彼女がピアノを弾きだした。数分聞いて、隣の彼の様子がおかしい。
「どうしたんだよ」
「………つまらない」
「音楽なんてそんなものだろう」
「え、っと………なんだろ、強弱が付いてないっていうか、なにを聞かせたいのか分かんない」
「意味が分からん」
「ううん……いや、丹精なんだけど、上手なんだけど」
ホールでこそこそと、短い言葉で伝えられるような、整理された感想ではないらしい。聞くことを諦めた。
「お、おおう」
ちなみに、初見演奏は隣の友人がそんな声を上げるほどには酷かった。
彼は、演奏会に行くのが趣味だったらしい。ピアノ自体は練習が面倒になって中学校でやめたらしいが、レッスンでもらう演奏会のチケットが楽しみで続けていたものだという。ポップスならともかく、若者の趣味として一般的ではないからあまり言わなかったが、好き嫌いの判断ができる程度には耳が肥えていることは分かった。

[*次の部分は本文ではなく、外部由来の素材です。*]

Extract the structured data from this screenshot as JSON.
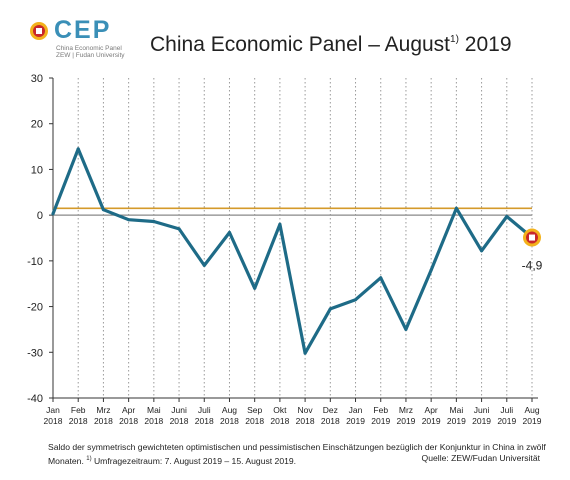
{
  "logo": {
    "text": "CEP",
    "line1": "China Economic Panel",
    "line2": "ZEW | Fudan University"
  },
  "title": {
    "main": "China Economic Panel – August",
    "sup": "1)",
    "year": "2019"
  },
  "chart_data": {
    "type": "line",
    "categories": [
      [
        "Jan",
        "2018"
      ],
      [
        "Feb",
        "2018"
      ],
      [
        "Mrz",
        "2018"
      ],
      [
        "Apr",
        "2018"
      ],
      [
        "Mai",
        "2018"
      ],
      [
        "Juni",
        "2018"
      ],
      [
        "Juli",
        "2018"
      ],
      [
        "Aug",
        "2018"
      ],
      [
        "Sep",
        "2018"
      ],
      [
        "Okt",
        "2018"
      ],
      [
        "Nov",
        "2018"
      ],
      [
        "Dez",
        "2018"
      ],
      [
        "Jan",
        "2019"
      ],
      [
        "Feb",
        "2019"
      ],
      [
        "Mrz",
        "2019"
      ],
      [
        "Apr",
        "2019"
      ],
      [
        "Mai",
        "2019"
      ],
      [
        "Juni",
        "2019"
      ],
      [
        "Juli",
        "2019"
      ],
      [
        "Aug",
        "2019"
      ]
    ],
    "series": [
      {
        "values": [
          0.3,
          14.5,
          1.2,
          -1.0,
          -1.4,
          -3.0,
          -11.0,
          -3.8,
          -16.0,
          -2.0,
          -30.2,
          -20.5,
          -18.5,
          -13.7,
          -25.0,
          -12.0,
          1.5,
          -7.8,
          -0.3,
          -4.9
        ]
      }
    ],
    "ylim": [
      -40,
      30
    ],
    "yticks": [
      30,
      20,
      10,
      0,
      -10,
      -20,
      -30,
      -40
    ],
    "reference_line": 1.5,
    "last_value_label": "-4,9",
    "grid": "vertical-dotted",
    "colors": {
      "line": "#1e6b87",
      "reference": "#d49a2a",
      "zero": "#888888",
      "marker_outer": "#f3b21b",
      "marker_inner": "#c8272b"
    }
  },
  "footnote": {
    "line1": "Saldo der symmetrisch gewichteten optimistischen und pessimistischen Einschätzungen bezüglich der Konjunktur in China in zwölf",
    "line2a": "Monaten.",
    "line2sup": "1)",
    "line2b": "Umfragezeitraum: 7. August 2019 – 15. August 2019.",
    "source": "Quelle: ZEW/Fudan Universität"
  }
}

だから、憧れの彼女の演奏に、なんとなく失望したらしいのだ。きっと素晴らしい演奏をするだろうと思っていた彼女が、平凡すぎる演奏をしたことが不満らしい。演奏の良しあしの判断がつかない雅彦には分からない世界だった。
帰りのバス停で、彼女、百合香と鉢合わせた。図書館でも聞いたかもしれないが、今日の演奏前のコールで初めて名前を認識した。前に並んでいた彼女に、声をかけると、笑顔で受け答えしてくれた。
「今日、聞きに行きましたよ」
「えぇ? ホントに来てくれたんですか?」
「お上手でした」
自分としては、嘘偽りのない感想だ。楽器の弾けない身としては、なんだって上手に思える。
「お恥ずかしいです。初見演奏なんて酷いものでしたし」
そちらは素人目にも酷かったので否定ができなかった。沈黙で答えると、百合香は苦笑する。

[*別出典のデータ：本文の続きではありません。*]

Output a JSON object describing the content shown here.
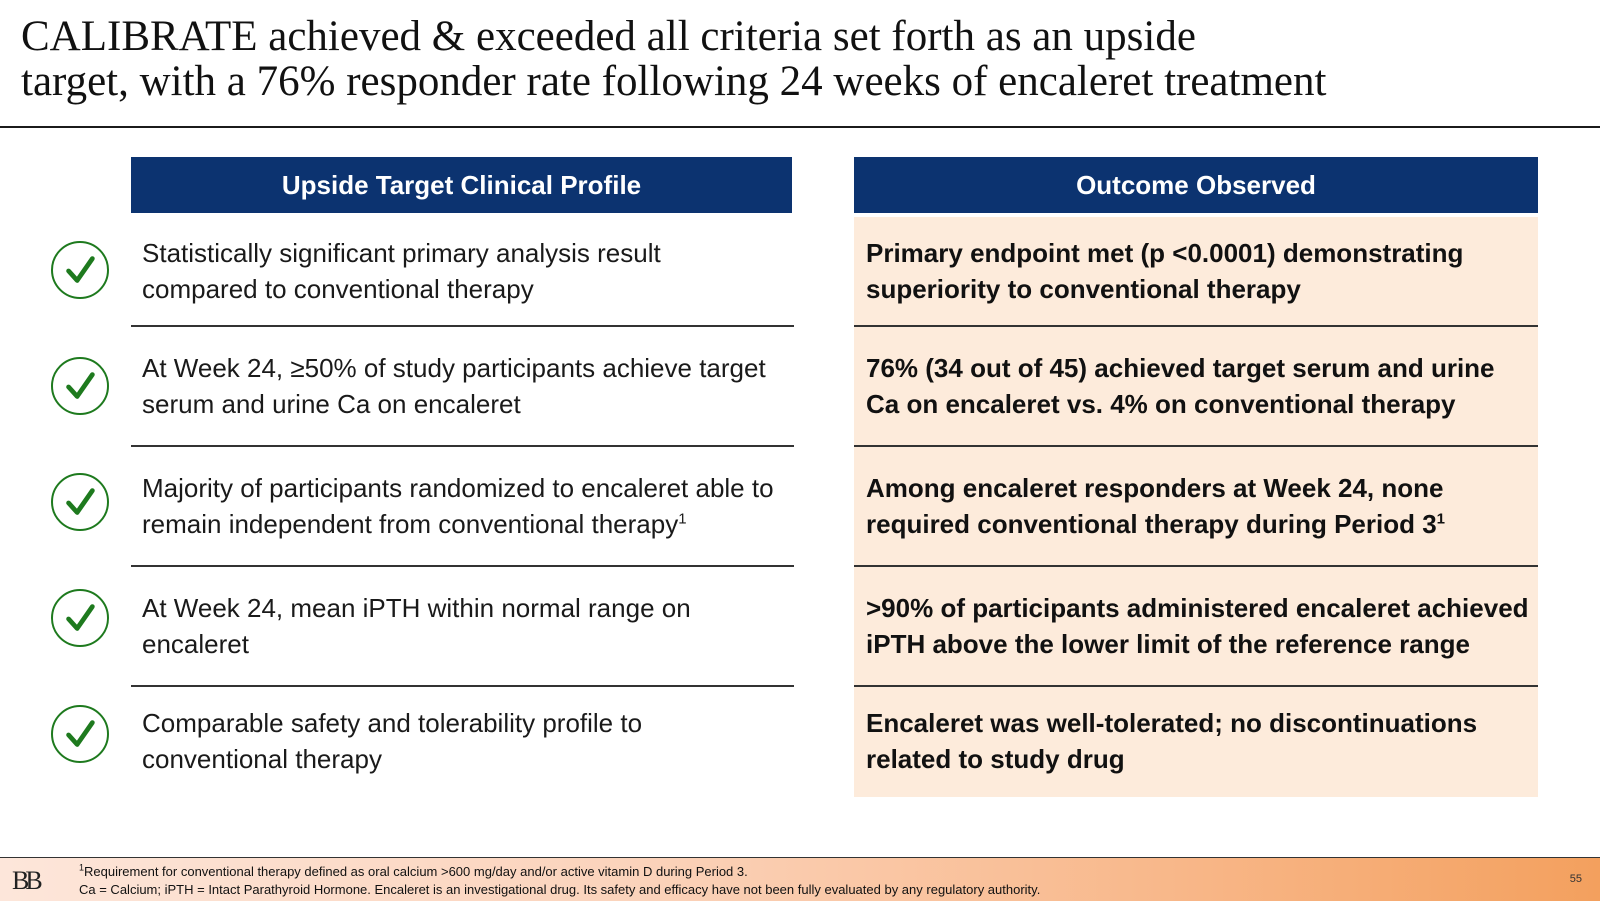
{
  "title": {
    "line1": "CALIBRATE achieved & exceeded all criteria set forth as an upside",
    "line2": "target, with a 76% responder rate following 24 weeks of encaleret treatment"
  },
  "left_header": "Upside Target Clinical Profile",
  "right_header": "Outcome Observed",
  "rows": [
    {
      "left": "Statistically significant primary analysis result compared to conventional therapy",
      "right": "Primary endpoint met (p <0.0001) demonstrating superiority to conventional therapy"
    },
    {
      "left": "At Week 24, ≥50% of study participants achieve target serum and urine Ca on encaleret",
      "right": "76% (34 out of 45) achieved target serum and urine Ca on encaleret vs. 4% on conventional therapy"
    },
    {
      "left": "Majority of participants randomized to encaleret able to remain independent from conventional therapy",
      "left_sup": "1",
      "right": "Among encaleret responders at Week 24, none required conventional therapy during Period 3",
      "right_sup": "1"
    },
    {
      "left": "At Week 24, mean iPTH within normal range on encaleret",
      "right": ">90% of participants administered encaleret achieved iPTH above the lower limit of the reference range"
    },
    {
      "left": "Comparable safety and tolerability profile to conventional therapy",
      "right": "Encaleret was well-tolerated; no discontinuations related to study drug"
    }
  ],
  "icons": {
    "row_icon": "checkmark-circle-icon",
    "check_color": "#1e7a1e"
  },
  "colors": {
    "header_bg": "#0c3370",
    "outcome_bg": "#fdebdb"
  },
  "footer": {
    "logo": "BB",
    "footnote_sup": "1",
    "footnote_line1": "Requirement for conventional therapy defined as oral calcium >600 mg/day and/or active vitamin D during Period 3.",
    "footnote_line2": "Ca = Calcium; iPTH = Intact Parathyroid Hormone. Encaleret is an investigational drug. Its safety and efficacy have not been fully evaluated by any regulatory authority.",
    "page_number": "55"
  }
}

「いつも、なにを伝えたいのか、って怒られるんですよ。今日の講評もそうでした。自分では、頑張って解釈してるつもりなんですけどね」
テストが終わってすっきり、というよりは、どうも落ち込んでいる様子だった。そこを超えられないことが、彼女にはネックになっているらしい。
「俺には、良い演奏に思えましたけどね」
友人の感想も、百合香の悩みも、切って捨てていいものではないかと雅彦には思えてしまう。良いも悪いもない。すらすら弾ければそれでいいじゃないか、と思うのだ。さらり、と言った言葉に、本音を感じたのか、百合香は驚いたように雅彦を見た。
「ありがとうございます」
花のように笑った。雅彦の言葉が救いであったかのように、笑ったのだ。
**
そこから付き合いが始まり、交際に至って、百合香が入り浸るこのサークルへ入部した。二年に入ってすぐのことで、浪人して入学してきた香織と入った時期はさほど変わらない。

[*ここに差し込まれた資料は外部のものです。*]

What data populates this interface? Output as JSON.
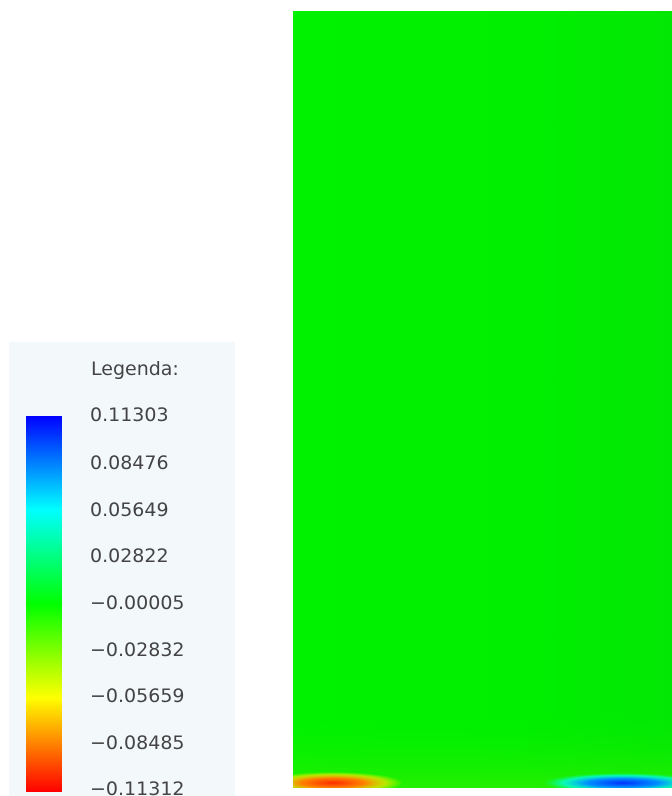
{
  "legend": {
    "title": "Legenda:",
    "ticks": [
      "0.11303",
      "0.08476",
      "0.05649",
      "0.02822",
      "−0.00005",
      "−0.02832",
      "−0.05659",
      "−0.08485",
      "−0.11312"
    ],
    "colormap": [
      "#0000ff",
      "#00ffff",
      "#00ff00",
      "#ffff00",
      "#ff0000"
    ]
  },
  "plot": {
    "base_color": "#00ee00"
  }
}
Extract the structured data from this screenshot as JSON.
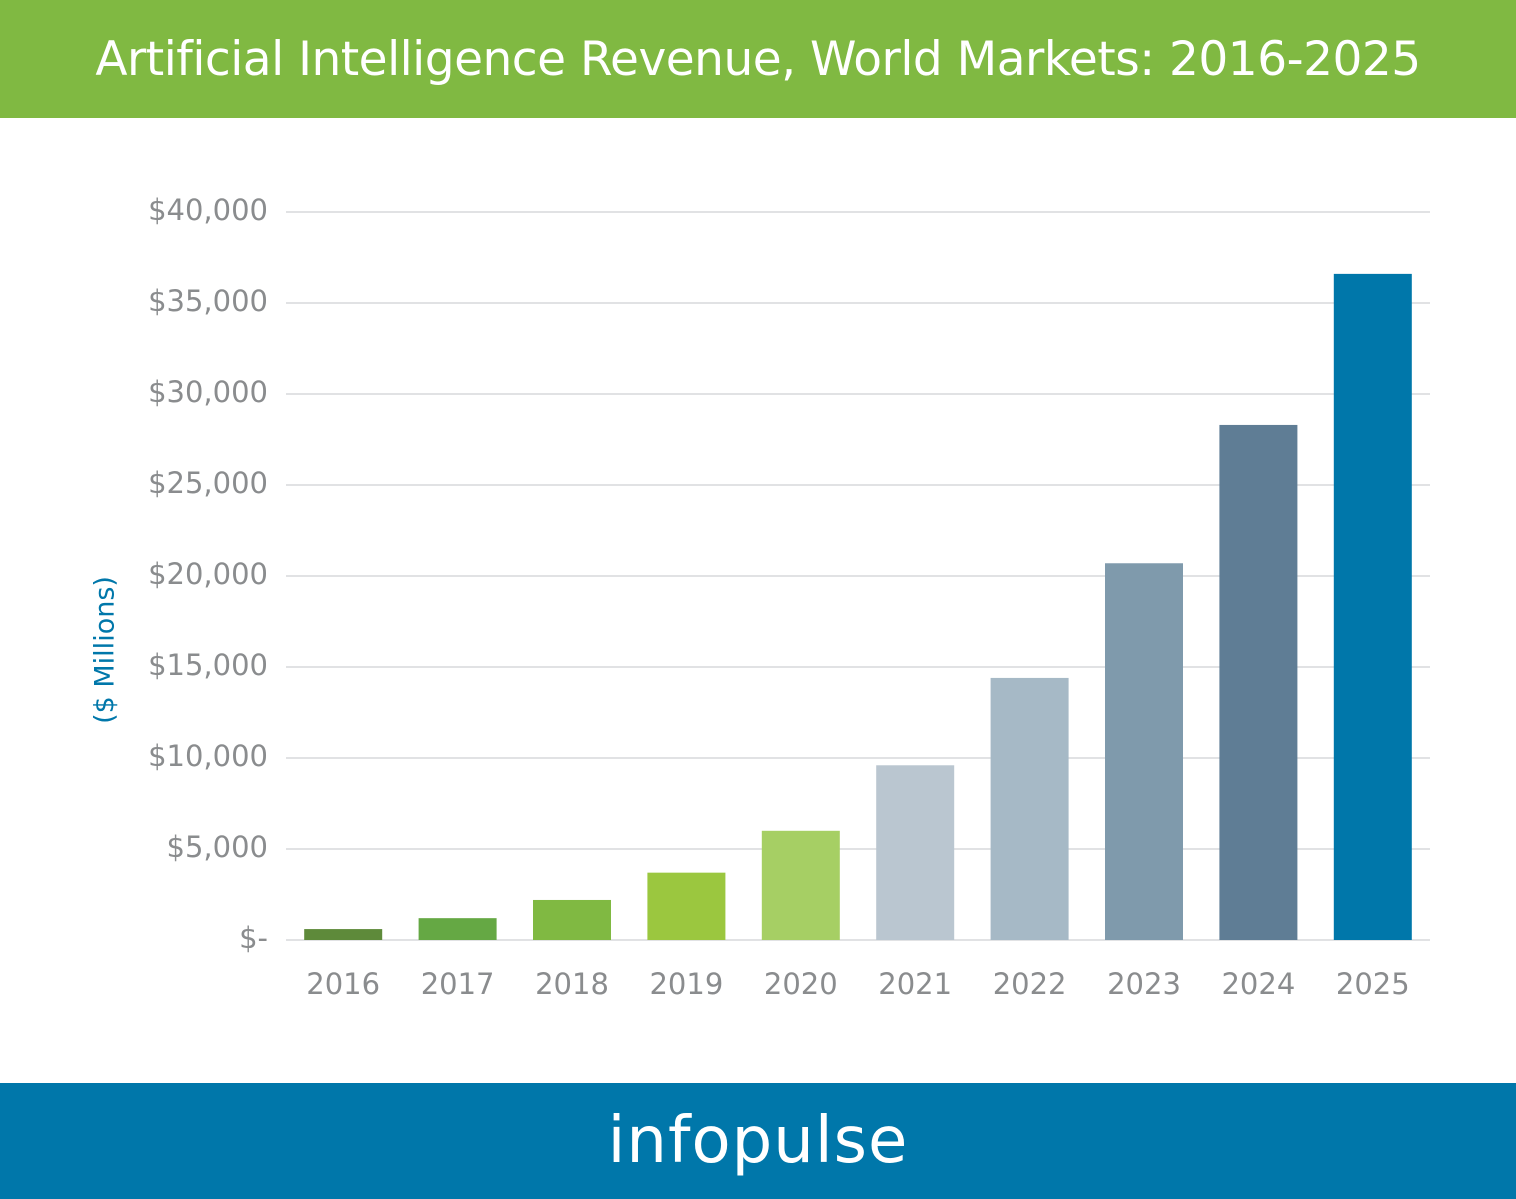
{
  "header": {
    "title": "Artificial Intelligence Revenue, World Markets: 2016-2025"
  },
  "footer": {
    "logo_text": "infopulse"
  },
  "colors": {
    "header_bg": "#80b942",
    "footer_bg": "#0077aa",
    "gridline": "#d7d9db",
    "tick_text": "#8a8c8e",
    "ylabel": "#0077aa"
  },
  "chart_data": {
    "type": "bar",
    "title": "Artificial Intelligence Revenue, World Markets: 2016-2025",
    "xlabel": "",
    "ylabel": "($ Millions)",
    "ylim": [
      0,
      40000
    ],
    "grid": true,
    "categories": [
      "2016",
      "2017",
      "2018",
      "2019",
      "2020",
      "2021",
      "2022",
      "2023",
      "2024",
      "2025"
    ],
    "values": [
      600,
      1200,
      2200,
      3700,
      6000,
      9600,
      14400,
      20700,
      28300,
      36600
    ],
    "bar_colors": [
      "#5e8a3a",
      "#65a844",
      "#80b942",
      "#9bc73f",
      "#a6cf64",
      "#bac6d0",
      "#a6b9c6",
      "#7f9aac",
      "#5f7d95",
      "#0077aa"
    ],
    "y_ticks": [
      {
        "value": 40000,
        "label": "$40,000"
      },
      {
        "value": 35000,
        "label": "$35,000"
      },
      {
        "value": 30000,
        "label": "$30,000"
      },
      {
        "value": 25000,
        "label": "$25,000"
      },
      {
        "value": 20000,
        "label": "$20,000"
      },
      {
        "value": 15000,
        "label": "$15,000"
      },
      {
        "value": 10000,
        "label": "$10,000"
      },
      {
        "value": 5000,
        "label": "$5,000"
      },
      {
        "value": 0,
        "label": "$-"
      }
    ]
  }
}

百合香と同時期に入ったというこの茅島は、雅彦よりも百合香との付き合いは一年長いことになる。一年生に取るべき単位をほとんど落としていて、学年上は同学年だが留年が確実らしいが、今年の入り浸り具合を見る限り、学校に来ていなかったわけではない。百合香との付き合いはこの男の方が確実に長いし深いのだろう。
「おまえ、自分がおかしいって自覚あるか?」
初見演奏のくだりから、百合香の出会いを掻い摘んで説明したら、茅島はそんなことを言った。至ってふつうの話をしたつもりなのだが、どこにそんな要素があったのだろう。
「俺はある。絵を描く以外のなんでも切り捨てられるだろうな。情緒も少々おかしいだろう」
茅島の言動はたまに倫理的におかしい。彼はおかしいこと自体は認識しているから、そこを踏み越えたりはしない。だから友人づきあいができるし、彼が問題を起こしたという話も聞かない。
「百合香がなんでおまえに惚れたのか、分かんないだろ」
あのときの言葉が嬉しかった、といつか聞いた。あのとき、とはいつのことか、まるで分からない。
「おまえにとっては、なんでもないどころか、百合香の悩みなんてくだらないって言っただけなんだろ。でも百合香にとっちゃ救いだった」
しまったな、そういう言葉をかければよかったのか、と茅島は苦笑している。今の話に出てきていることを言っているのだろうか。
「だって、俺にとって百合香の演奏はただ変な演奏だったし、悩むことに意義があると思ってたからな」
茅島が百合香に惚れていたらしいと分かったのは、さほど前のことではない。雅彦は恋愛の機微に疎いが、百合香以外に茅島は露骨だった。逆に言えば、百合香には伝える気が全くなかった。しまった、と言いながら、そういう、恋を実らせる努力なんかする気もなかっただろう。
茅島が席を立って、置いたスケッチブックには、百合香と百合と藤の絵がびっしりと描いてあった。